In 2020, Hung et al. [19] suggested Energy-Efficient Cooperative Routing (EERH) scheme to save energy in heterogeneous WSNs, where numerous WSNs are installed in a similar geographical platform. Here, routing paths were determined dynamically according to the balance energy of installed sensors along with their neighbors, and the transmission direction of event packets. Additionally, the delivery energy was saved by aggregating the packets forwarded in a similar direction through a similar sensor. They have considered the network constraints of EERH in terms of the transmission distance of a sensor and event packet, which has satisfied the real-time environment requirements.
In 2020, Singha and Nagaraju [20] implemented three diverse techniques for enhancing the efficiency of a WSN regarding sink node placement through optimization and route planning by nature-inspired algorithms. Moreover, the number of transmissions has been reduced by applying opportunistic coding at possible relays. Thus, the designed model placed the sink node using PSO, and then, the ABC algorithm was used for optimizing them. Moreover, before transmitting to neighbors, the opportunistic packet amalgamation was conducted.

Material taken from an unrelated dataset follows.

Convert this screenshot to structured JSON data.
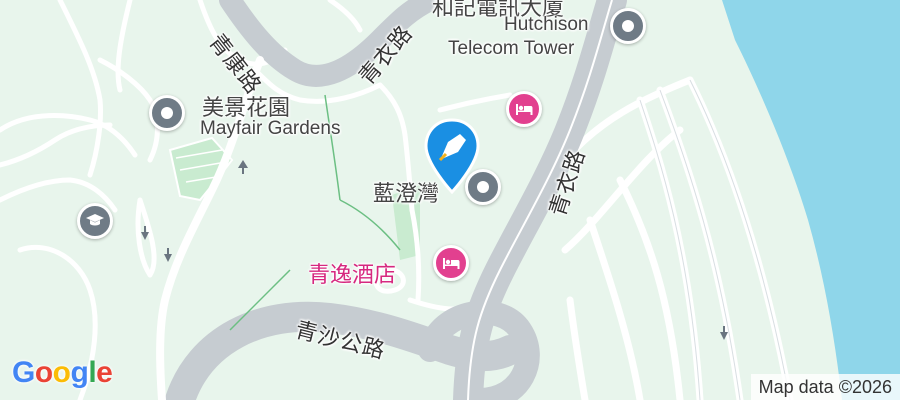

In 2021, Maheshwari et al. [21] suggested a new Butterfly Optimization Algorithm (BOA) for maximizing the network lifetime and minimizing the overall energy consumption in WSNs. Here, BOA was applied for choosing the cluster heads from a set of nodes. Finally, the performance evaluation was conducted. In 2020, Mehta and Saxena [22] designed a “Fuzzy Multi-criteria Clustering and Bio-inspired Energy-efficient Routing (FMCB-ER)” for maximizing the operational time and network lifetime of WSN. The reliable clusters have been produced by a grid-based clustering method. Furthermore, the selection of an accurate cluster head was done through “An adaptive Fuzzy Multi-Criteria Decision-Making (AF-MCDM)” integrating with TOPSIS and Fuzzy-AHP. This model has processed three constraints like node position, QoS, and energy. The designed model was compared and evaluated with several conventional routing techniques.
In 2021, Rathee et al. [23] designed an ACO-based “QoS aware Energy Balancing Secure Routing (QEBSR) algorithm for WSNs.” This model has computed the “trust factor of the nodes on the routing path and the end-to-end delay of transmission” by enhanced heuristics. The designed method was reviewed over existing algorithms and showed superior performance. In 2020, Wang et al. [24] suggested an improved ABC technique for selecting cluster heads in WSNs. The fuzzy C-means clustering was developed for discovering the optimal clustering approach using the enhanced ABC technique in the initial phase with a similar energy level of entire nodes. The efficiency of the designed protocol was estimated regarding different cases and showed superior performance than other conventional techniques.
In 2021, Krishnan et al. [25] suggested a new “energy-efficient cluster head selection scheme” for reducing energy consumption along with BrainStorm Optimization (BSO) algorithm. Moreover, BSO was integrated with the “Modified Teacher–Learner Optimized (MTLBO) algorithm” for increasing efficiency. This model has also enhanced the performance regarding routing overhead, death of sensor nodes, etc. The development of the offered method was evaluated with several existing algorithms and given superior performance.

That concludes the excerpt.